The surgical management of CM-1 has been a topic of debate among neurosurgeons. Central to this debate is whether or not to perform dural opening during surgery. Those in favor of duraplasty argue that it is important to create additional space for the cerebellum and brainstem and to allow for proper evaluation of the presence of veils. However, this approach is associated with higher risk of infection, CSF leakage, and postoperative complications [9,10,11]. On the other hand, bone-only decompression poses fewer immediate surgical risks, but carries higher recurrence of symptoms, and a greater likelihood of syrinx persistence/progression [12,13,14]. Importantly, bone-only decompression does not allow for intradural exploration, and therefore misses the opportunity to assess for the presence of an arachnoid veil [2].

Currently, the literature surrounding the arachnoid veil in children with CM-1 is limited. Determining its significance in patients who have not undergone duraplasty presents a challenge. Our analysis reveals positive correlations with imaging findings related to the diameter and extent of the syrinx (holocord syrinx, larger syrinx diameter, larger diameter of the spinal cord). However, no other variables showed association with veil presence. It is important to note that a wider syrinx diameter alone should not be considered as the only determining factor; it may simply be associated with the presence of a veil, or more plausibly, the veil itself could be the primary cause of a larger syrinx.
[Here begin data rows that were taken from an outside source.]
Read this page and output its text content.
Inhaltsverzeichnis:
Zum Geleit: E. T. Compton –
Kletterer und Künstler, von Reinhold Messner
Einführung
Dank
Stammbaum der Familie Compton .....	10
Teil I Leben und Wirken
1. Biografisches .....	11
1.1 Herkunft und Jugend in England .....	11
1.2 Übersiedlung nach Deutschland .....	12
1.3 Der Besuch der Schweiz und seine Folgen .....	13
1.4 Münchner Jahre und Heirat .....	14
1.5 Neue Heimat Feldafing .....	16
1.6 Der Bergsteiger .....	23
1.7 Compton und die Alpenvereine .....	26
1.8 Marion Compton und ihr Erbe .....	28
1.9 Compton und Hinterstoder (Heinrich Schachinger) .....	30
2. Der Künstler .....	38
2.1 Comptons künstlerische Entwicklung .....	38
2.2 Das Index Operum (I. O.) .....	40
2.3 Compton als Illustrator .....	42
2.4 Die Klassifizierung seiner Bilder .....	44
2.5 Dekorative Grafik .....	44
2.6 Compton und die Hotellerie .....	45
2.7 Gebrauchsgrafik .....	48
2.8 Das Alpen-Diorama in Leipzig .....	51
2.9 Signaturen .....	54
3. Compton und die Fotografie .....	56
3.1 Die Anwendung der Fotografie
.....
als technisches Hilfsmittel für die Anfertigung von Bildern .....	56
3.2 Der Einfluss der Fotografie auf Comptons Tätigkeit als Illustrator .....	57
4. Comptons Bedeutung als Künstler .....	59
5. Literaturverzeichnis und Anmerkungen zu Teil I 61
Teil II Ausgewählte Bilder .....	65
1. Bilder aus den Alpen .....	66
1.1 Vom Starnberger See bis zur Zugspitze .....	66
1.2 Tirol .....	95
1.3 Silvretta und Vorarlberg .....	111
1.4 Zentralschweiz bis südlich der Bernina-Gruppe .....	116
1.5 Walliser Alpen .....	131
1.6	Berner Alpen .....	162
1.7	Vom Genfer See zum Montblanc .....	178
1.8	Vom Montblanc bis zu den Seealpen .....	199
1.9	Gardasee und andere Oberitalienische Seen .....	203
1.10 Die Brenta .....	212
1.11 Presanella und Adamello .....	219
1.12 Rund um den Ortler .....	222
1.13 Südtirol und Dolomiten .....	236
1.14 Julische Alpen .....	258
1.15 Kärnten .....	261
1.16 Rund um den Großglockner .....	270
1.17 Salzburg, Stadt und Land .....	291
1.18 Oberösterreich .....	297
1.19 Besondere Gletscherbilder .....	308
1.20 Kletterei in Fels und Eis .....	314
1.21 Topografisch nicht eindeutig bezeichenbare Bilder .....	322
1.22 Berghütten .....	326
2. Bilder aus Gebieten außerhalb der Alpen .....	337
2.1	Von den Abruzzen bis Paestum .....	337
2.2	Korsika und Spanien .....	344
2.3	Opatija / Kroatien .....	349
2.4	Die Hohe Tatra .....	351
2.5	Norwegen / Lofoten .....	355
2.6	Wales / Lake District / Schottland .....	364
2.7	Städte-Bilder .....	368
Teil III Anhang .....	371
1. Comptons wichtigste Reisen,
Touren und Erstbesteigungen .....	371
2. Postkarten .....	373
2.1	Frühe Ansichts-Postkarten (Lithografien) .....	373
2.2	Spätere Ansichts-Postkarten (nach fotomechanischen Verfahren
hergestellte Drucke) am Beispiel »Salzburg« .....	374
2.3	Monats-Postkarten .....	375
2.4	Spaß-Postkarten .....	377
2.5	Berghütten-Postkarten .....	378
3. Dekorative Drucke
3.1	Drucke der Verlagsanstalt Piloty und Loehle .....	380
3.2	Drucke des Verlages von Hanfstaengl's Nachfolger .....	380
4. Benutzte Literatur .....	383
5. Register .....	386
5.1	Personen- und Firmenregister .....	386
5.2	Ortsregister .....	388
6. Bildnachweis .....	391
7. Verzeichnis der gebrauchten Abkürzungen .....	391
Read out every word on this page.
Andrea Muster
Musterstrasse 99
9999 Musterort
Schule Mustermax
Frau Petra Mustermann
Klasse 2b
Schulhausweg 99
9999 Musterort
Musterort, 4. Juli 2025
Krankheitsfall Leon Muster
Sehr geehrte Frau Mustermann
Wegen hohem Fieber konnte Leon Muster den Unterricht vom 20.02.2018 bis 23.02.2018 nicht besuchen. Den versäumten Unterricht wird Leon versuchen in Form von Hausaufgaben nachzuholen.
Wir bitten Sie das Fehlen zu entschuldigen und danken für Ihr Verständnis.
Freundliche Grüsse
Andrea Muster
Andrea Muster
It could also be hypothesized that individuals with a greater spinal canal diameter might manifest a larger syrinx diameter, attributed to prolonged exposure to an expansive syrinx leading to bony remodeling.

Limitations

Roughly, 25% or 81 patients were described as having insufficient data as described in the operative notes. Analyzing each patient chart, if the operative note did not discuss the presence or absence of the arachnoid veil, they were excluded from this study, and only patient charts that described the veil as being present or absent were included. While we have identified significant association with syrinx size and veil presence, we are not able to identify a clinically useful cutoff value.

Conclusion

The determination of the presence of arachnoid veils in patients with CM-1 based on clinical features or radiographic findings only is not feasible. However, our study demonstrates a strong link between the size of the syrinx cavity and spinal canal and the presence of arachnoid veils. These findings suggest that, for patients with larger syringes, intradural exploration that allows observation of the fourth ventricle outlet might be indicated to ensure unhindered outflow of CSF. As our understanding of this condition develops, more precise clinical management strategies can be established to improve patient outcomes. In conclusion, further research is needed to elucidate the mechanisms of formation of arachnoid veils and their association with CM-1.